Small towns fuel PC boom: study
Smaller towns will handhold the industry to close FY 06-07 with sales of 6.5 million desktop and about a million laptops, reports Prerna K Mishra.Updated: Feb 01, 2007, 03:34 IST
More than a billion Indians may be making do with 20 million personal computers, but things are set to change: Tier-two and three cities have joined the network, and are fuelling demand.
Smaller towns will handhold the industry to close FY 06-07 with sales of 6.5 million desktop and about a million laptops, it is projected.
Nearly 58 per cent of the 2.96 million PCs sold in the first half of the financial year came from smaller towns — a significant jump given that they contributed less than five per cent to the total sales in 1998-99.
In fact, the lower SEC B and C account for close to 50 per cent of the household PC market, having gone up from 6 per cent in 1999-2000. Total sales rose 19 per cent over the same period in FY05-06, according to bi-annual MAIT Industry Performance Review — ITOPs — conducted by research firm IMRB International.
And the price sensitive consumer in these smaller towns is buying more from the next-door assembler and not branded products.
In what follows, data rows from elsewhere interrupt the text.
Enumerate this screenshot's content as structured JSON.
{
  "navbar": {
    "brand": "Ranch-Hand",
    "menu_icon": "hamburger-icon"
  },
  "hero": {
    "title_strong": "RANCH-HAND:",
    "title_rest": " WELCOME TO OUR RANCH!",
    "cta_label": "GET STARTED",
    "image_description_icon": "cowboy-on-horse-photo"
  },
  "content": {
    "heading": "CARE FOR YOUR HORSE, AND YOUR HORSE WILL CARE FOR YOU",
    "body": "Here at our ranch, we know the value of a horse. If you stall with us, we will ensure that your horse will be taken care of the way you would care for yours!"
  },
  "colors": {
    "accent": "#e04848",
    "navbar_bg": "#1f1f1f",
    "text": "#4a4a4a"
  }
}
The proportion of Indian brands to the total sales fell from 31 to 23 per cent — a year-on-year decline of 20 per cent during H1. MNCs registered a 14 per cent growth over the same period last year.
Assembled, regional and unbranded systems witnessed a growth of over 27 per cent in absolute unit sales and with the market share touching 40 per cent. The study, nineteenth in the series, involved face-to-face interviews with over 24,500 respondents selected randomly from 22 cities in India.
“The sale of notebooks has been a great enabler in the increased offtake of PCs in the HI. The proportion of notebooks in the overall PC sales accounted for over 15 per cent in H1 2006-07 compared to 6 per cent a year ago,” according to MAIT executive director Vinnie Mehta.
The number of active Internet entities increased to 5.27 million units in September 2006 from 4.12 million units in March 2006. Internet penetration in the top 22 cities was 45 per cent among businesses and 14 per cent among households. The businesses segment now accounts for 33 per cent of the total active Internet entities (entities are establishments or individuals with Internet connection; an entity could house multiple users) and households account for the remaining 67 per cent.
“The internet entities having a broadband connection have gone up from 12 per cent in September 2002 to 38 per cent,” said MAIT president Mukul Singhal.